Coroner & Legal
It’s a Father Knows Best, big brother, nanny state …
When will they ever learn?
This is not Mary Travis wondering where all the flowers may have gone. (Check point here, while anyone under fifty Googles Mary Travis.) Rather, it is me wondering why this state government always has to learn the hard way, rather like a child who persistently steers their own course, oblivious to the sage advice that is available from within the family if only they had the common sense to ask.
This week’s community outrage over new regulations affecting egg producers is but the latest instance of a government (politicians and bureaucrats) that refuses to consult over regulations. It’s a Father Knows Best, big brother, nanny state, call-it-what-you-will attitude to regulation. And, every time, they get themselves into a public brawl that should have been completely avoidable. People react to fear, to rumour, to the unknown. They think the worst. That is human nature.
So why haven’t we all had a chance to consider these new regulations in the lead-up to them coming into effect on November 26? Why has it been sprung on us with such little notice? It seems to be par for the course, with an apparent unwillingness within government to engage in transparent and genuine consultation or even discourse with affected parties. On that basis, confusion and resentment are almost inevitable. And that’s before we even get to look at the actual content of the regulations.

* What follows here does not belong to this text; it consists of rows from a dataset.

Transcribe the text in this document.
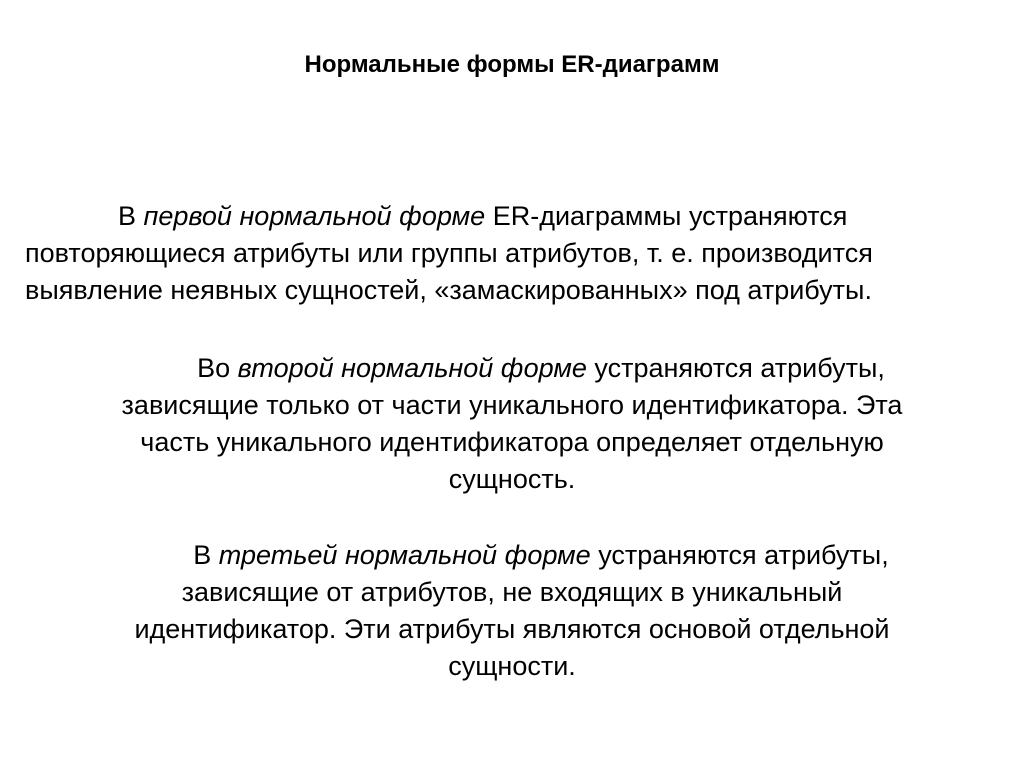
Нормальные формы ER-диаграмм
В первой нормальной форме ER-диаграммы устраняются
повторяющиеся атрибуты или группы атрибутов, т. е. производится
выявление неявных сущностей, «замаскированных» под атрибуты.
Во второй нормальной форме устраняются атрибуты,
зависящие только от части уникального идентификатора. Эта
часть уникального идентификатора определяет отдельную
сущность.
В третьей нормальной форме устраняются атрибуты,
зависящие от атрибутов, не входящих в уникальный
идентификатор. Эти атрибуты являются основой отдельной
сущности.
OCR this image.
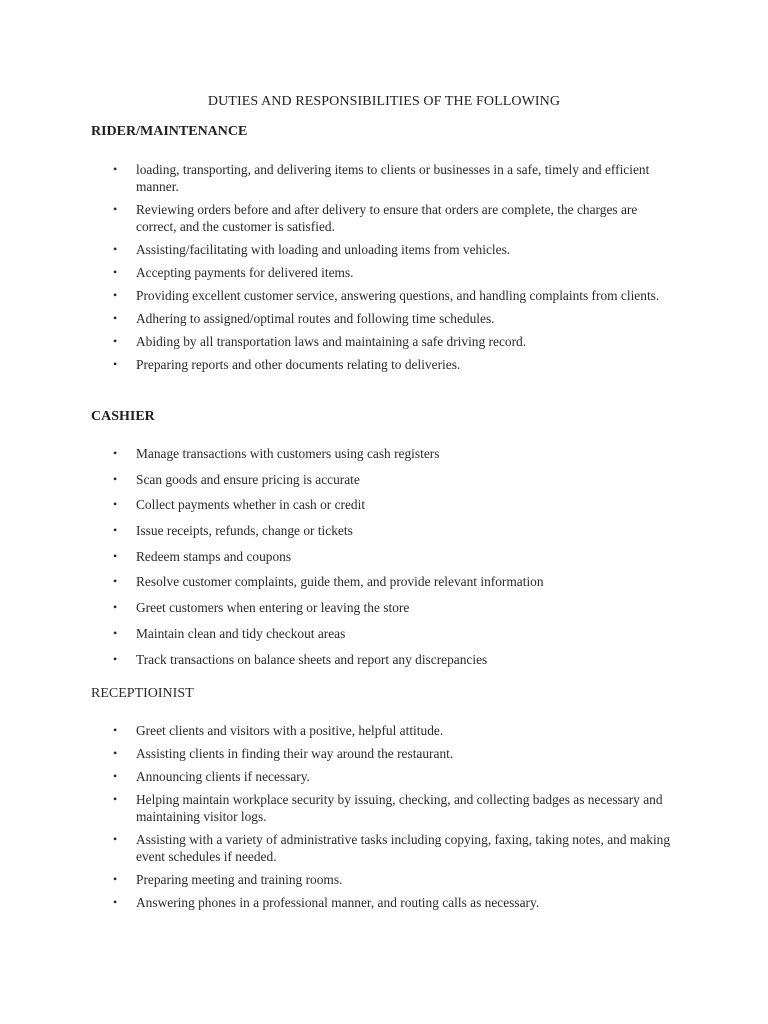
DUTIES AND RESPONSIBILITIES OF THE FOLLOWING
RIDER/MAINTENANCE
• loading, transporting, and delivering items to clients or businesses in a safe, timely and efficient manner.
• Reviewing orders before and after delivery to ensure that orders are complete, the charges are correct, and the customer is satisfied.
• Assisting/facilitating with loading and unloading items from vehicles.
• Accepting payments for delivered items.
• Providing excellent customer service, answering questions, and handling complaints from clients.
• Adhering to assigned/optimal routes and following time schedules.
• Abiding by all transportation laws and maintaining a safe driving record.
• Preparing reports and other documents relating to deliveries.
CASHIER
• Manage transactions with customers using cash registers
• Scan goods and ensure pricing is accurate
• Collect payments whether in cash or credit
• Issue receipts, refunds, change or tickets
• Redeem stamps and coupons
• Resolve customer complaints, guide them, and provide relevant information
• Greet customers when entering or leaving the store
• Maintain clean and tidy checkout areas
• Track transactions on balance sheets and report any discrepancies
RECEPTIOINIST
• Greet clients and visitors with a positive, helpful attitude.
• Assisting clients in finding their way around the restaurant.
• Announcing clients if necessary.
• Helping maintain workplace security by issuing, checking, and collecting badges as necessary and maintaining visitor logs.
• Assisting with a variety of administrative tasks including copying, faxing, taking notes, and making event schedules if needed.
• Preparing meeting and training rooms.
• Answering phones in a professional manner, and routing calls as necessary.
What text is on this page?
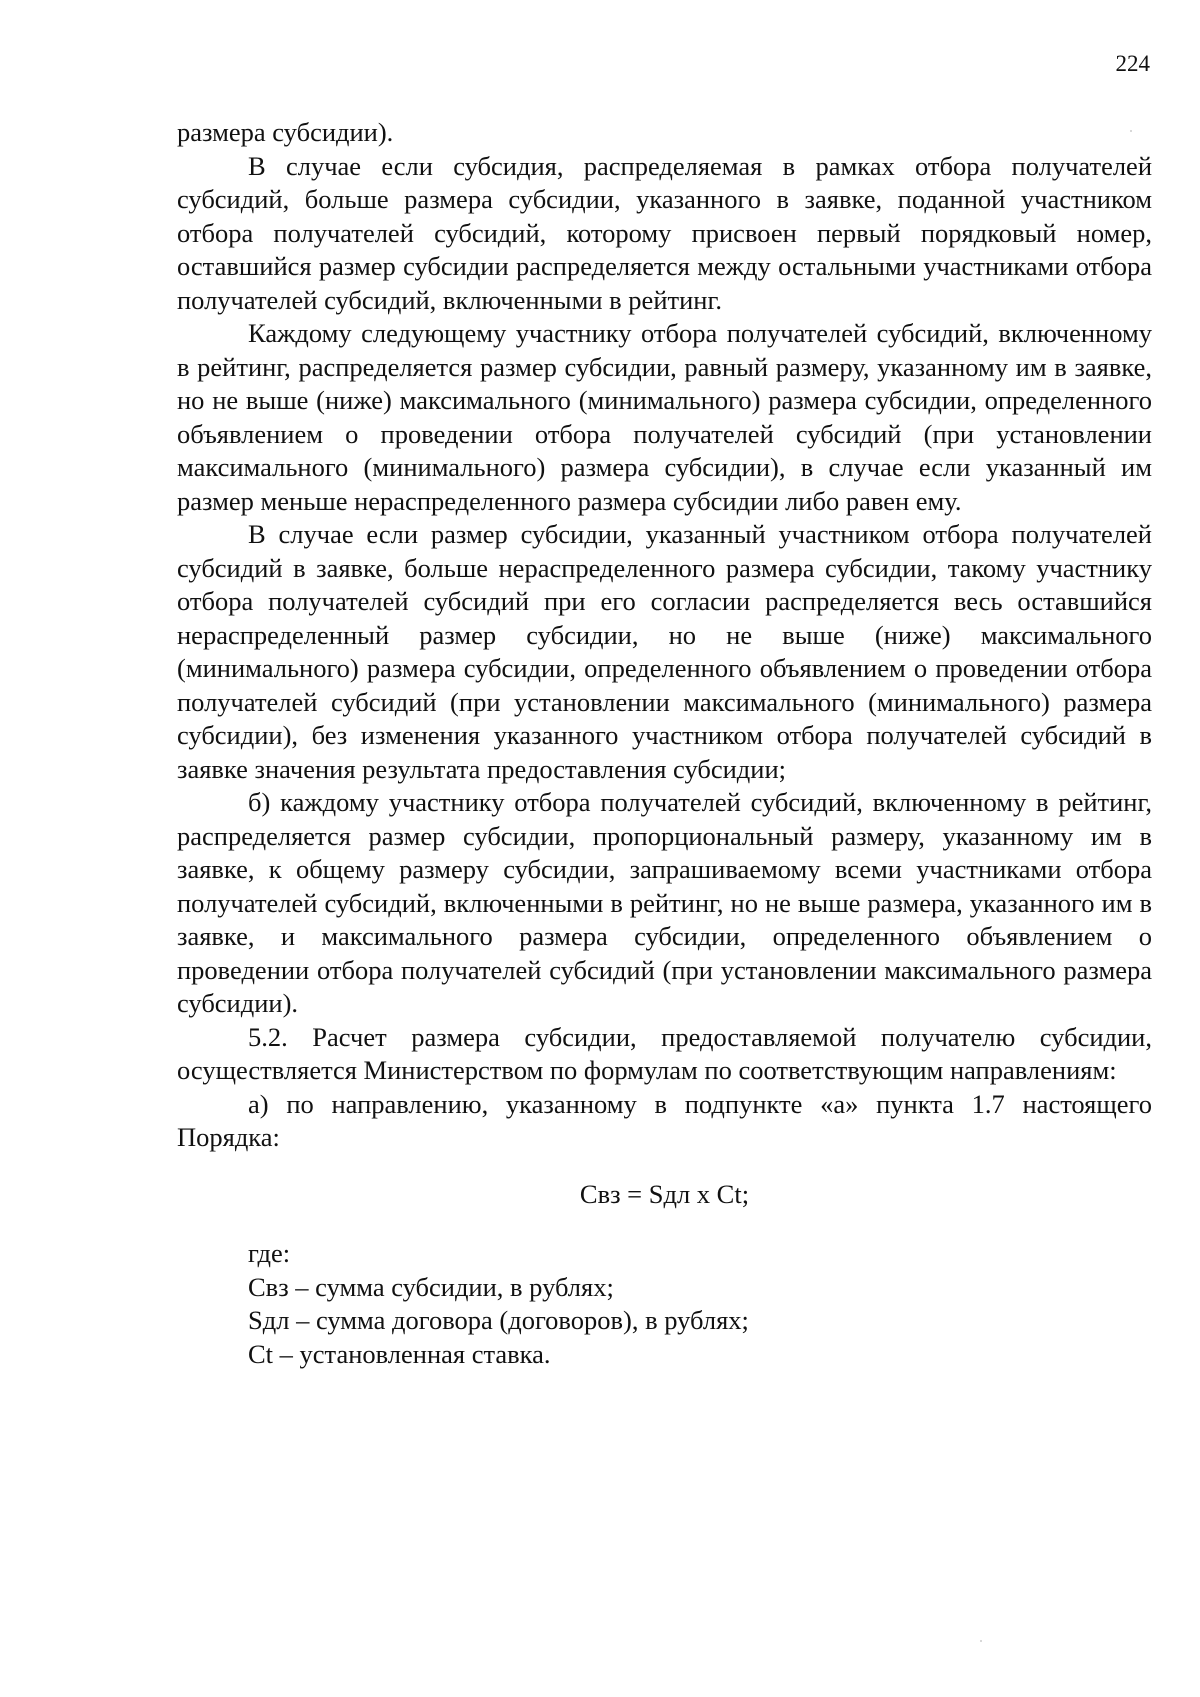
224

размера субсидии).

В случае если субсидия, распределяемая в рамках отбора получателей субсидий, больше размера субсидии, указанного в заявке, поданной участником отбора получателей субсидий, которому присвоен первый порядковый номер, оставшийся размер субсидии распределяется между остальными участниками отбора получателей субсидий, включенными в рейтинг.

Каждому следующему участнику отбора получателей субсидий, включенному в рейтинг, распределяется размер субсидии, равный размеру, указанному им в заявке, но не выше (ниже) максимального (минимального) размера субсидии, определенного объявлением о проведении отбора получателей субсидий (при установлении максимального (минимального) размера субсидии), в случае если указанный им размер меньше нераспределенного размера субсидии либо равен ему.

В случае если размер субсидии, указанный участником отбора получателей субсидий в заявке, больше нераспределенного размера субсидии, такому участнику отбора получателей субсидий при его согласии распределяется весь оставшийся нераспределенный размер субсидии, но не выше (ниже) максимального (минимального) размера субсидии, определенного объявлением о проведении отбора получателей субсидий (при установлении максимального (минимального) размера субсидии), без изменения указанного участником отбора получателей субсидий в заявке значения результата предоставления субсидии;

б) каждому участнику отбора получателей субсидий, включенному в рейтинг, распределяется размер субсидии, пропорциональный размеру, указанному им в заявке, к общему размеру субсидии, запрашиваемому всеми участниками отбора получателей субсидий, включенными в рейтинг, но не выше размера, указанного им в заявке, и максимального размера субсидии, определенного объявлением о проведении отбора получателей субсидий (при установлении максимального размера субсидии).

5.2. Расчет размера субсидии, предоставляемой получателю субсидии, осуществляется Министерством по формулам по соответствующим направлениям:

а) по направлению, указанному в подпункте «а» пункта 1.7 настоящего Порядка:

Свз = Sдл х Ct;

где:

Свз – сумма субсидии, в рублях;

Sдл – сумма договора (договоров), в рублях;

Ct – установленная ставка.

TFGA has no problem with enforcing reasonable food safety standards – for eggs or for anything else. However, there has to be some relationship between risk and the scale of the regulatory burden. It’s the commonsense test.
I remain to be convinced that stamping eggs, as is required under the new national standard, is a reasonable response to the level of risk to consumers from contaminated eggs. If someone were to fall ill, the idea of rummaging through their kitchen waste bin looking for broken eggshells in search of an identity stamp doesn’t seem foolproof. Several days on, the rubbish is most likely to have been transferred to the waste bin and been picked up by the garbage truck. But that is the national standard, so we have to comply.
Perhaps understandably, small egg producers have cried foul over this and other requirements in the new code. These will cost them money – probably more money than they can afford for such a small level of production. That’s unfortunate.
However, regulations don’t come out of nowhere. These days, they are generally a response to increasingly unrealistic expectations about stripping all risk out of the environment, or paternalistic attitudes of protecting people from themselves. In this type of nanny state approach, that important balance between risk and response is missing; and often the resulting regulations don’t pass the commonsense test.
I’m constantly amazed, though, that the people who support more and more regulation of food and farmers are often the same ones who are outraged when the regulations they have championed impact on them directly.
We’ve seen that this week, with clamouring for small producers and people supplying farmers’ markets to be exempt from these new regulations.
If the health risks posed by potentially contaminated eggs are such that regulation to this level is deemed to be necessary; then surely that risk is the same for all eggs, and those regulations should apply to all eggs? The converse argument is that, if some eggs can be exempt, then the regulations are really not necessary for any eggs.
Regular readers will know I often talk about how farmers welcome the concept of a level playing field – but rarely see one that isn’t skewed against them.
I’m using eggs in this example only because this happens to be topical. Awhile back, we were shaking our heads over the regulations that are putting an end to the school fete cake stall; this week, it is eggs; next week, as the CWA pointed out, it will be jams. The logic applies across the board.
Now is the time for us to consider whether the pendulum of regulation has swung too far; and whether the nanny state approach is really what we want.